# Overclocking guide E7500 and E8400????



## rocky78 (Aug 1, 2011)

I'm new to overclocking.....and I know few things like overclocking must be done by changing fsb(Am I right??) 

and motherboard is Asus p5 g41T-MLX 3 

And please can anyone guide me for overclocking??

I want to overclock E7500 from 2.93 to 3.1

My Friend has E7500 and I have E8400(both use the same board)

Please help me to overclock.........


----------



## Johnny1982 (Oct 15, 2010)

Have a look at our sticky if you're new to overclocking: http://www.techsupportforum.com/for...erclocking-read-here-for-starters-232382.html

Feel free to ask questions after reading it and understanding it and the risks. It would help to know the rest of your system specs for instance your graphics card and what make/model PSU you're using as most strain will be on the PSU and CPU and if the PSU is a generic brand it could fail, however I see your overclock is very modest.


----------



## rocky78 (Aug 1, 2011)

Johnny1982 said:


> Have a look at our sticky if you're new to overclocking: http://www.techsupportforum.com/for...erclocking-read-here-for-starters-232382.html
> 
> Feel free to ask questions after reading it and understanding it and the risks. It would help to know the rest of your system specs for instance your graphics card and what make/model PSU you're using as most strain will be on the PSU and CPU and if the PSU is a generic brand it could fail, however I see your overclock is very modest.

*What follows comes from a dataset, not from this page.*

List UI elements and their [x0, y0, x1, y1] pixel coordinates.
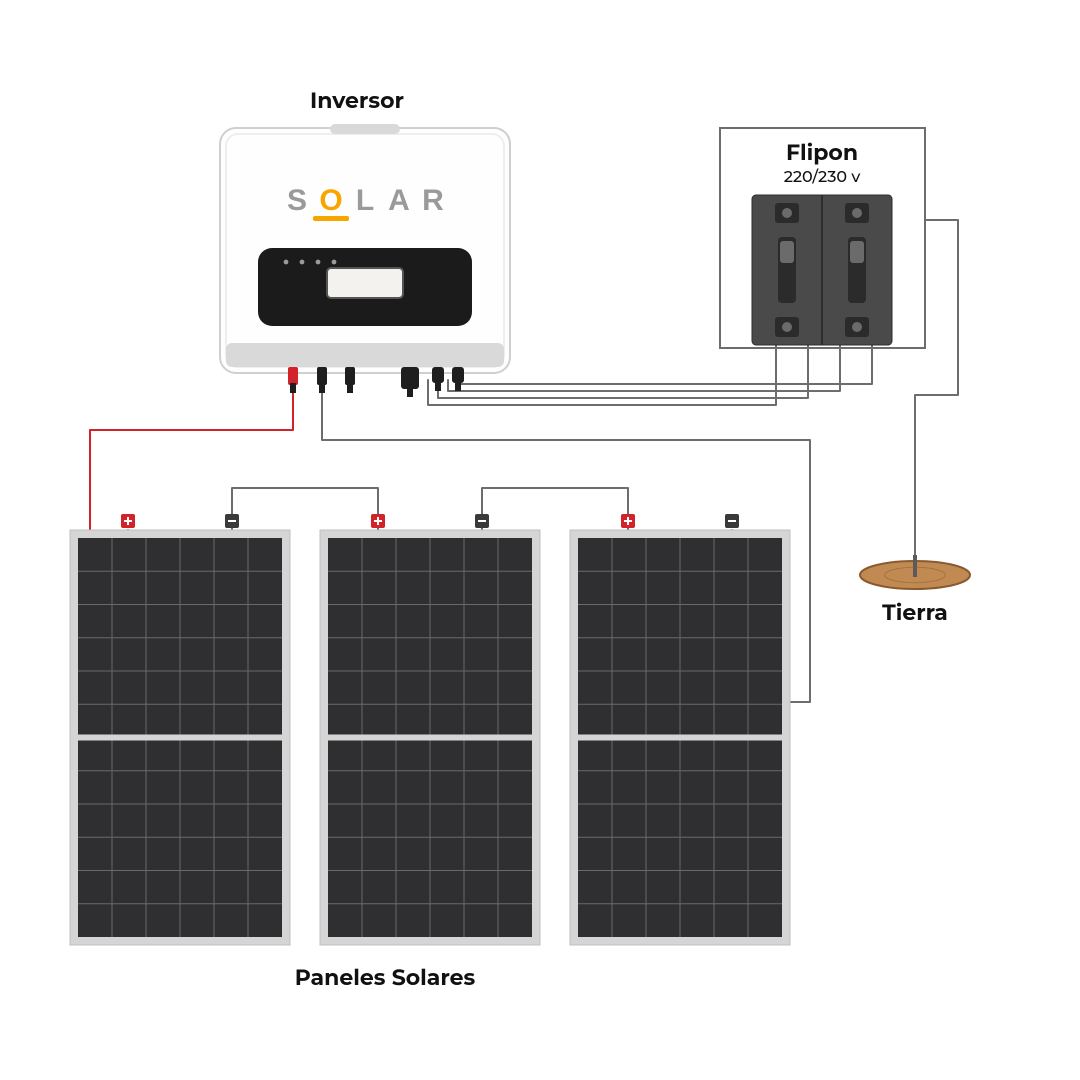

I overclocked E7500 to 3.21 ghz using overclocking profiles in BIOS and it is stable...I checked with linX and I overclocked to 3.37 ghz and when I check with linx it was blue screen error.....anyway Thanks.......


----------



## Johnny1982 (Oct 15, 2010)

You may need to bump up your CPU voltage to get past the BSOD. If you have an OEM stock heatsink and fan then overclocking will be fairly limited, but possible. The Exxx series CPU's are easy to overclock, if your PC as a whole is good quality. You still have not mentioned your PSU or GPU. I had an E2160 that I could overclock by 50% (1,80ghz to 2,70ghz) easy with a Zalman CNPS7000c Al-Cu CPU Cooler and the temps never went above 60c at 100% load. Could get to 3,00ghz in winter but then I had to increase CPU voltage to 1,45v.


----------